I was reluctant to do every weekend, I feel like I hardly see DD in the week during term time due to work meaning she’s in childcare until 5pm some nights, other nights her having activities she wanted to be in. Literally I would see her most nights for 30-60 mins apart from the night ExH was supposed to have her which I kept free and EO Friday.

ExH kept asking for every weekend and threatened to take me back to court if I didn’t give in. I told him to go ahead, not expecting them to give him every weekend given I’d offered plenty of alternatives.

But I was wrong. They spoke to DD whose now 9 very nearly 10 and she said she wanted to see her dad more.

I offered everything again for the weeknight but ExH held the line and said every weekend. We both had solicitors and my solicitor was telling me his solicitor was advising him not to push for every weekend as it’s unfair. In the end I offered 1 night every weekend, Friday – Saturday 1 week, Saturday to Sunday the next but changing contact if there was special days such as Mothers Day or her birthday.

ExH said he wanted his 4 nights in 14 and would just not return her until Sunday on the week he has Friday night.

So, he was given every weekend because he bullied his way to it – Friday to Sunday 1 week, Saturday to Sunday the next so I never get a weekend with her and he’s got almost what he wants with 3 nights in 14. He gave no explanation as to why he won’t have her in the week, despite my solicitor questioning it- but basically, he doesn’t want to actually parent her I don’t think, he didn’t want to take her to school as it meant no lie in, no pushing her on his parents (who have her on his weekends so he gets a “break”).

I am gutted, I have plans for weekends coming up, she’ll never have another birthday party because her dad won’t let me arrange it for his weekends, she’ll never be able to go to another birthday party of a friend as her dad won’t take her, she’ll never see me on her birthday if it falls on a weekend, she’ll never see me on Mother’s Day as we already had issues if they fell on his weekends with him “forgetting” when they were (and then posting photos on Social Media of her with his mum and grandmother for Mothers Day). She won’t be able to do camps with Brownies as he won’t let her on his weekends, she won’t be able to ever go on holiday with me again as I usually book Saturday to Friday or Friday to Thursday so we get 5/6 nights and can’t do longer due to contact.

I want to appeal, but I don’t know if I can, or even if it’ll make a difference. I just feel so angry. I do all the school runs, I do all the medical appointments (and there’s a few due to a medical issue DD has), I do all the haircuts, all parents evenings, all school concerts, all sports days because he can’t organise himself and yet he gets all the fun.

I have never in almost 7 years cancelled contact unless she’s been properly throwing up unwell – slight cold, sore throat, poor nights sleep she goes. ExH has cancelled multiple times because “my mums not feeling up to seeing her” “My parents are on holiday” etc.

I think this is just a rant, not sure if I will appeal or if I even can. But I feel hard done by.

OP posts:
DrJoanAllenby · 11/03/2024 15:34

If she's ten she is soon going to be independent and want to meet her friends on her own etc so the every weekend away is likely not going to last long.

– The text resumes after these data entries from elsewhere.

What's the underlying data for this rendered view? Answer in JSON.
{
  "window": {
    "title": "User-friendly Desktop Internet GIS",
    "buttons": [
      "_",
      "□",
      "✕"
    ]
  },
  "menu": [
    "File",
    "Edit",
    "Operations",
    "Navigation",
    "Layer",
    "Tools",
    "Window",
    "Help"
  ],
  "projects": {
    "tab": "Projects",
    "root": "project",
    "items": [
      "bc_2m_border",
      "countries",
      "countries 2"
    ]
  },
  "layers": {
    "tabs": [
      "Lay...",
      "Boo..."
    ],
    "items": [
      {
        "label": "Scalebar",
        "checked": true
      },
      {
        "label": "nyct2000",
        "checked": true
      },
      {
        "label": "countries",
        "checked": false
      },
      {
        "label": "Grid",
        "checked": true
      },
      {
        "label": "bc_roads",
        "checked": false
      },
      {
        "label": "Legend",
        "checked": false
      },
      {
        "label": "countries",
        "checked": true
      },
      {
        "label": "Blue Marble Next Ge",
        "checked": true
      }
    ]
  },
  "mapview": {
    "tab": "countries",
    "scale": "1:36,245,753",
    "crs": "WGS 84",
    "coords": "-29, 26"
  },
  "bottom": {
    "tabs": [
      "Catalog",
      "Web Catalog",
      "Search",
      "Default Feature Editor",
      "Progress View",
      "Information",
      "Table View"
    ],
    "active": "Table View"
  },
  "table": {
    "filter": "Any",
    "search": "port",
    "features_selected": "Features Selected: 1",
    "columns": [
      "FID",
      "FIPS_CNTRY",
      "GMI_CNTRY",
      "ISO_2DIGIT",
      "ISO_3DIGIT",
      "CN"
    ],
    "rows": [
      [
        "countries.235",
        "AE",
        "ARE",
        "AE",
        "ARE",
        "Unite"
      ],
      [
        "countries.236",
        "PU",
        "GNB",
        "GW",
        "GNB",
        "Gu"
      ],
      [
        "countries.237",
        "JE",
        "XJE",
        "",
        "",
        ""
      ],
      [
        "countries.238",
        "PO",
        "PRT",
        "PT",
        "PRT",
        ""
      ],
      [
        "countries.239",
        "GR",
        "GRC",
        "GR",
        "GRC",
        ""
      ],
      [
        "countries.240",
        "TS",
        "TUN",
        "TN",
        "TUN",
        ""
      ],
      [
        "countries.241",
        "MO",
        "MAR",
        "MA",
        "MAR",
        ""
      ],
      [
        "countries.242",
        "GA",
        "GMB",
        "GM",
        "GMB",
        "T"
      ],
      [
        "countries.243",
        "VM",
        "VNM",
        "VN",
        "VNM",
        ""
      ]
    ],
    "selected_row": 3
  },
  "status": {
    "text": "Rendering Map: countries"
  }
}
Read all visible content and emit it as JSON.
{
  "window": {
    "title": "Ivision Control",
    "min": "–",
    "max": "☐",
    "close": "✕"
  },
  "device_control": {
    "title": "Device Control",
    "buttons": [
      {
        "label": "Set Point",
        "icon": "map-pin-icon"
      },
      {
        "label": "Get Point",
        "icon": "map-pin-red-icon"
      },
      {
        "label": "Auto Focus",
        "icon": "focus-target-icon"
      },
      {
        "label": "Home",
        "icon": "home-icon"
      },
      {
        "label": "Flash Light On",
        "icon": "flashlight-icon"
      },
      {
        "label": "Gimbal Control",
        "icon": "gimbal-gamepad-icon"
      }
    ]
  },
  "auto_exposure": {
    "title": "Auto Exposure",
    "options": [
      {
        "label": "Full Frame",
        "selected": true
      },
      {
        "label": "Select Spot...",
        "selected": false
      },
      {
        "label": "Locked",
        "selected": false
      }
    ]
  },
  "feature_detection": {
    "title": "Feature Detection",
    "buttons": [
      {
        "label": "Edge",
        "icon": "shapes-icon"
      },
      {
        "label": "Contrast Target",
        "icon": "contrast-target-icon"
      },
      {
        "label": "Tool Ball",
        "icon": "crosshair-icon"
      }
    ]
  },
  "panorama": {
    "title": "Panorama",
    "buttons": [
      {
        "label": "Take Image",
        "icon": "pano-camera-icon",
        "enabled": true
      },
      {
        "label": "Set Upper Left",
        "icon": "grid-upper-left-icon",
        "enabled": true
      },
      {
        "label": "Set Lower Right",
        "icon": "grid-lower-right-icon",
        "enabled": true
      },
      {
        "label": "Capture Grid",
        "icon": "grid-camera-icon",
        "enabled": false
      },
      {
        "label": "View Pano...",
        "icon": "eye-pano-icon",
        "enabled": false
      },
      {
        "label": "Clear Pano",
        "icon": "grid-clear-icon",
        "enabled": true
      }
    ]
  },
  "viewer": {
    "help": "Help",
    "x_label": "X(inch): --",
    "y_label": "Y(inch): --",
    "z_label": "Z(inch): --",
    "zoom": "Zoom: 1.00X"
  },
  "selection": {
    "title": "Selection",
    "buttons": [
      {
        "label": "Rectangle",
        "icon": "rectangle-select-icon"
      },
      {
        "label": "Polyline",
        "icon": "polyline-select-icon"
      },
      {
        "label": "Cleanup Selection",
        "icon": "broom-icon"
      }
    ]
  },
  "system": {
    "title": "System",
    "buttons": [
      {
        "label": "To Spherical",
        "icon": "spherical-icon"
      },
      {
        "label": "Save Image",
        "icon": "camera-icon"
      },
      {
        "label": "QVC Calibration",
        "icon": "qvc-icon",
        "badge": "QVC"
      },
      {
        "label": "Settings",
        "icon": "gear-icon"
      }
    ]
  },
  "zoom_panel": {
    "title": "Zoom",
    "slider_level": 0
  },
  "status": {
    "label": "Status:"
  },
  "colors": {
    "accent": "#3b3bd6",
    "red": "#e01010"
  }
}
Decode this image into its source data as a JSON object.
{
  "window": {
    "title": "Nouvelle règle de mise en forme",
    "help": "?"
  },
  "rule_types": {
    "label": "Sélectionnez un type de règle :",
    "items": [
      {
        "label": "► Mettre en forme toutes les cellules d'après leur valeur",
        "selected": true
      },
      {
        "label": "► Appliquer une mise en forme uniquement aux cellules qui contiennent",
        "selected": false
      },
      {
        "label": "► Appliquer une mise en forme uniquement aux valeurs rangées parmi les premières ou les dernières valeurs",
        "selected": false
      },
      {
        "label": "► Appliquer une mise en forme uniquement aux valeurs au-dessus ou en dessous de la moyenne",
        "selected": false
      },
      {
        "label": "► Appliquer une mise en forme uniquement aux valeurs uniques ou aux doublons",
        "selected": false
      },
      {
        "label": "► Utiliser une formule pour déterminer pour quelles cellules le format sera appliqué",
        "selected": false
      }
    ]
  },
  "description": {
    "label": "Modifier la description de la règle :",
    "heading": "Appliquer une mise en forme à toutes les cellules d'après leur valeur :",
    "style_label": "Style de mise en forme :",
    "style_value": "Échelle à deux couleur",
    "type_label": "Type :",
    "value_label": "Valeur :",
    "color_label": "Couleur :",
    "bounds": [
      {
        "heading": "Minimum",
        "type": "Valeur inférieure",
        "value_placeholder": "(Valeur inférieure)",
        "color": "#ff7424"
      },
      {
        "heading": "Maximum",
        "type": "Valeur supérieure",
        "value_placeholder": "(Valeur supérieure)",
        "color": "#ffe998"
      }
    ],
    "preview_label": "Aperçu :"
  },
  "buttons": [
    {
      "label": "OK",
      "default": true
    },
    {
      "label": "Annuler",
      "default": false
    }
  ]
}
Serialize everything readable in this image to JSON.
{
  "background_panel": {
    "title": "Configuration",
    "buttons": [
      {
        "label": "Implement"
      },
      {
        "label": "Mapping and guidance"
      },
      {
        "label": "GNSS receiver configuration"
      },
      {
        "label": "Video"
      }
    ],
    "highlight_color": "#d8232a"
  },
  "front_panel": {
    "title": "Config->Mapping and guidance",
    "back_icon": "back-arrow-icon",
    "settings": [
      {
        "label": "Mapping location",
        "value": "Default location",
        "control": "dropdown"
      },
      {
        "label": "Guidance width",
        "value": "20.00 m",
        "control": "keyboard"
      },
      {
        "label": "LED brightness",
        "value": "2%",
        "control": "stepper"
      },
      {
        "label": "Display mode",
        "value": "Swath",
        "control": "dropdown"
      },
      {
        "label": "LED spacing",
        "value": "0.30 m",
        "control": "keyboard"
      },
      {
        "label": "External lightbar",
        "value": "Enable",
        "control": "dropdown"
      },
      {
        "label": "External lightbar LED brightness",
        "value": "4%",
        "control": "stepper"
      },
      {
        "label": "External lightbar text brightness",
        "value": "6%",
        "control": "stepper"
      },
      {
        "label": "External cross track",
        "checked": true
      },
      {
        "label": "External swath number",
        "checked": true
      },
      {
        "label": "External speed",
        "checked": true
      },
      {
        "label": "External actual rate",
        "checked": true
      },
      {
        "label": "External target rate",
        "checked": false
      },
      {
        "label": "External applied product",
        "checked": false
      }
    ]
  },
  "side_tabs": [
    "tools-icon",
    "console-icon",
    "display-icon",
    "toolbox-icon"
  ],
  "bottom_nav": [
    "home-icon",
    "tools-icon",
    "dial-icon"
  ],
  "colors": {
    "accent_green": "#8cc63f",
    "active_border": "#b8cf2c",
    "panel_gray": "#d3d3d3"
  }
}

Delphiniumandlupins · 11/03/2024 15:42

Sorry your ex and his parents sound as bad as each other. It's your poor DD who is going to miss out (I agree with other posters that he's quickly going to find 9.00 am on a Saturday too early)

notgettinganyyounger · 11/03/2024 15:50

Why can't the dad take her to the parties and events if they are on his weekends? Surely it's normal life with dad as it is with mum. She doesn't have to miss out on anything when she is with either of you.
With regard to planning exciting things so she doesn't want to go to dad's, this is torment to the child, either she will be guilt tripped to staying with dad or made to make decisions. Really bad move. That will cause nothing but pain for the child.

I would just go with things as they are and allow her to work things out for herself.

HardDoneByContactWise · 11/03/2024 15:55

notgettinganyyounger · 11/03/2024 15:50

Why can't the dad take her to the parties and events if they are on his weekends? Surely it's normal life with dad as it is with mum. She doesn't have to miss out on anything when she is with either of you.
With regard to planning exciting things so she doesn't want to go to dad's, this is torment to the child, either she will be guilt tripped to staying with dad or made to make decisions. Really bad move. That will cause nothing but pain for the child.

I would just go with things as they are and allow her to work things out for herself.

@notgettinganyyounger Her dad won't take her, she has been there when he's said no to her going to her best friends party. Some of her classmates stopped inviting her to parties as they knew there was a chance she wouldn't be there due to it being her dads weekend, I fear she will end up with never getting another party invite again. Which is even more upsetting.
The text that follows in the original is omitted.